Um ponto técnico a ser lembrado: nunca podar na madeira nua. A lavanda não brota novamente em madeira velha lenhosa. Se o pé já estiver muito aberto com uma base totalmente lenhosa, o substituto da planta é preferível a uma tentativa de rejuvenescimento. Um pé de três ou quatro anos bem conduzido cobre a mesma área que um pé velho e desengonçado.
Podar no momento certo de acordo com a espécie
Os lavandins (Lavandula x intermedia) suportam uma poda mais severa do que as lavandas verdadeiras (Lavandula angustifolia). As lavandas borboletas (Lavandula stoechas), por sua vez, florescem na madeira do ano e toleram mal uma poda tardia no outono, que remove os botões florais em formação.
Estresse térmico em vaso: murchamento sem falta de água
Desde os episódios recentes de ondas de calor, os conselheiros de jardinagem relatam um aumento das lavandas em vaso que ficam moles ou se afundam, não por excesso de rega, mas por surcha do substrato em recipiente. Um vaso exposto ao sol pleno em um terraço de concreto ou um balcão voltado para o sul pode alcançar temperaturas internas muito altas, bem além do que um solo em plena terra sofre.

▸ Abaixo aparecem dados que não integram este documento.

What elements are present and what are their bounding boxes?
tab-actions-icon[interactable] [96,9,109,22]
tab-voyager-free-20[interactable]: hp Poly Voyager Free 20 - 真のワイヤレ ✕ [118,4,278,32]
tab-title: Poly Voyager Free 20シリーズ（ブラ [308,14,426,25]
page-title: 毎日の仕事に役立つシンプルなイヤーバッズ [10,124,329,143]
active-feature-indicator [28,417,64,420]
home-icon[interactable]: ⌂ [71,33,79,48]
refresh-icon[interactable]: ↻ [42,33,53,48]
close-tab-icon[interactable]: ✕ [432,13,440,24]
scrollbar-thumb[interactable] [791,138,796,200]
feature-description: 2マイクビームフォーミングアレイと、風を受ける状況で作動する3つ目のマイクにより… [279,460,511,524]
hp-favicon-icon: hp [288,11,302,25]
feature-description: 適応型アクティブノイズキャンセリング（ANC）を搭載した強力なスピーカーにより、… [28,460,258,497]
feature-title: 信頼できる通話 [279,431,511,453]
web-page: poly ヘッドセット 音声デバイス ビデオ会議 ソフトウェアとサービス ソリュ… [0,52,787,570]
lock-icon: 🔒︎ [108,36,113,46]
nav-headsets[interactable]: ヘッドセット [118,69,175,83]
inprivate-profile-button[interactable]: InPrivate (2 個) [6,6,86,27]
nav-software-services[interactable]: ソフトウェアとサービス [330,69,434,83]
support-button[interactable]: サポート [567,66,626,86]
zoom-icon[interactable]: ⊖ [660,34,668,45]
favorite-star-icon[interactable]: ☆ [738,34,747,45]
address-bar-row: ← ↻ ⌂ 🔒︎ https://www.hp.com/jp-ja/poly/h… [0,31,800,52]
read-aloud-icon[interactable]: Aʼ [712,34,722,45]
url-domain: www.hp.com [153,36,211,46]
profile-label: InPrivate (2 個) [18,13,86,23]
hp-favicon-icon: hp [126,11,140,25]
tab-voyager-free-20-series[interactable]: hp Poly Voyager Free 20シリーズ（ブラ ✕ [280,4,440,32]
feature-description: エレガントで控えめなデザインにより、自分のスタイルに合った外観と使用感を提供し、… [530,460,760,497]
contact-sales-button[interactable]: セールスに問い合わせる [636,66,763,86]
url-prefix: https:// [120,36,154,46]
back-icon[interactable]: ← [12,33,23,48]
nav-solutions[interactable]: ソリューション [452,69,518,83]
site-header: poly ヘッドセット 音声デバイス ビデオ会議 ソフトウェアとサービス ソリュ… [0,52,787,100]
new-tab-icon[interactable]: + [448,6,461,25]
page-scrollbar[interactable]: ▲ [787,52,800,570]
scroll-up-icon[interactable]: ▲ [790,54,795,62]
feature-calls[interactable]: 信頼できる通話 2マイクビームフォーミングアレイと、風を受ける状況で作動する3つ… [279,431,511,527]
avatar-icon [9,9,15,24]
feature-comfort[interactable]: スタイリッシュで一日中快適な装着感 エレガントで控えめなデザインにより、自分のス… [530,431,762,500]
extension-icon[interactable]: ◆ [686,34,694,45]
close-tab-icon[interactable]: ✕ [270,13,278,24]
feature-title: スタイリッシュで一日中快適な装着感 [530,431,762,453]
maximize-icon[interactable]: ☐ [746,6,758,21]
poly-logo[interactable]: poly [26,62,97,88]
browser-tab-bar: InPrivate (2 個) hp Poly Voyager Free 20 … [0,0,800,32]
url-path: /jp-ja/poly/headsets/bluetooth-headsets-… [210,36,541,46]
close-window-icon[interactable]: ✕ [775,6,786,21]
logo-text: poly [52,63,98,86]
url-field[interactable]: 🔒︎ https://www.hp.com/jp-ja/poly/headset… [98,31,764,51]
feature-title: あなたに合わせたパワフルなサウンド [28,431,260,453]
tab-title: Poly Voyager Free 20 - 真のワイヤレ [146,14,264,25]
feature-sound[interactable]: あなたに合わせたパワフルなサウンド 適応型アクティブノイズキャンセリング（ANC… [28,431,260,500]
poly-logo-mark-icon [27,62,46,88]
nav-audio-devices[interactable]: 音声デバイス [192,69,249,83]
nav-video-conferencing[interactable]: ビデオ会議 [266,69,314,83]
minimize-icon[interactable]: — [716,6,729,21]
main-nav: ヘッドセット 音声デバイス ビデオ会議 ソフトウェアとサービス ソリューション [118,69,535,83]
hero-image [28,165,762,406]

Nessas condições, as raízes superficiais sofrem um estresse térmico direto. A planta fecha seus estômatos, os caules amolecem temporariamente. O reflexo de regar abundantemente cria então uma alternância brusca entre substrato ressecado e substrato encharcado, o que favorece patógenos radiculares como o Phytophthora.

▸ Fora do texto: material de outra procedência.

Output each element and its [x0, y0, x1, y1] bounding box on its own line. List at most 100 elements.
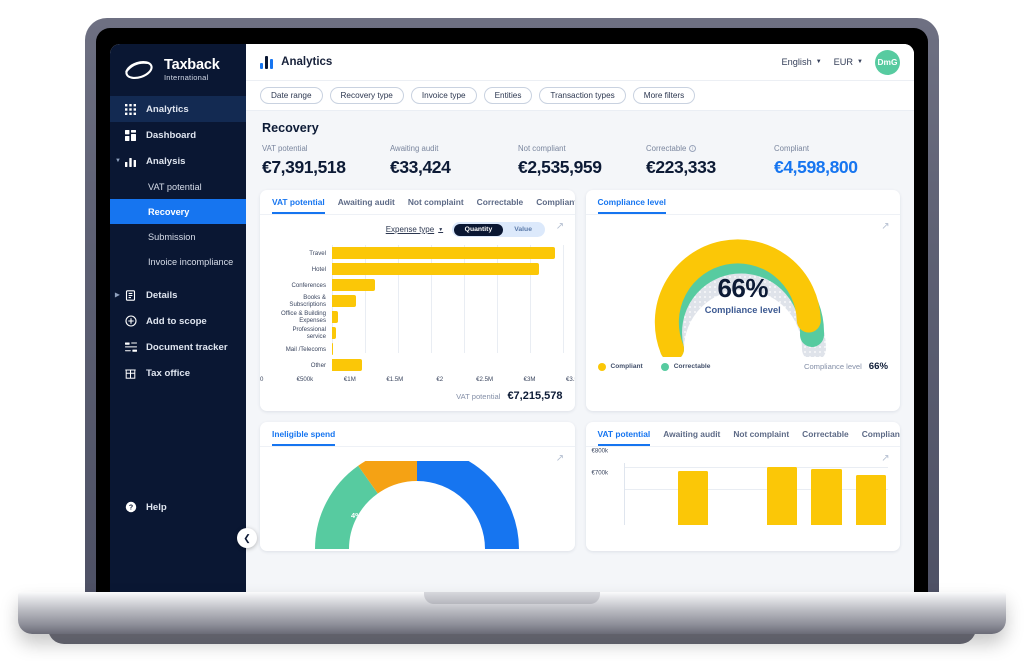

A solução consiste em isolar o vaso do solo quente (elevando-o sobre calços, usando um cache-pot de barro em vez de plástico preto) e regar de manhã cedo, em pequena quantidade, para que o substrato esteja úmido, mas nunca encharcado no momento em que a temperatura sobe.

Diagnóstico rápido: excesso de água, secura ou doença fúngica
Distinguir as três principais causas de murchamento requer observar alguns índices precisos:
- Excesso de água ou podridão do colo: as folhas escurecem na base, o colo está mole ao toque, um odor de mofo se desprende do substrato. Os caules caem de maneira uniforme em todo o pé.
- Seca ou golpe de calor: as folhas ficam cinzentas e se enrolam sobre si mesmas, os caules permanecem firmes, mas inclinados. Uma rega moderada endireita a planta em algumas horas.
- Infecção fúngica (Phytophthora, Rhizoctonia): o murchamento é assimétrico, alguns ramos morrem enquanto outros permanecem verdes. A base do caule apresenta lesões marrons.
Em caso de doença fúngica confirmada, recomendamos arrancar a planta e não replantar lavanda no mesmo local por várias temporadas. O fungo persiste no solo.
Solo calcário e pH: um fator frequentemente ignorado em jardineiras
A lavanda prospera naturalmente em solos calcários, com um pH entre 6,5 e 8. Em vaso, os substratos comerciais são frequentemente ácidos (pH em torno de 5,5 a 6). Um substrato muito ácido limita a absorção de cálcio e magnésio, dois elementos dos quais a lavanda precisa para manter a rigidez de seus caules.
Uma adição de calcário moído ou de conchas de ostras trituradas na mistura de replantio corrige esse desequilíbrio. Em solo, um solo naturalmente ácido (terra de urze, solo florestal) não é adequado para a lavanda, independentemente da qualidade da drenagem.
A lavanda que cai quase nunca é um problema isolado de rega. O substrato, a poda, a exposição térmica do vaso e o pH do solo interagem. Corrigir um único fator sem verificar os outros equivale a tratar um sintoma. Um pé bem instalado em um solo drenante, calcário e podado duas vezes por ano permanece compacto e ereto por cinco a sete anos sem dificuldade.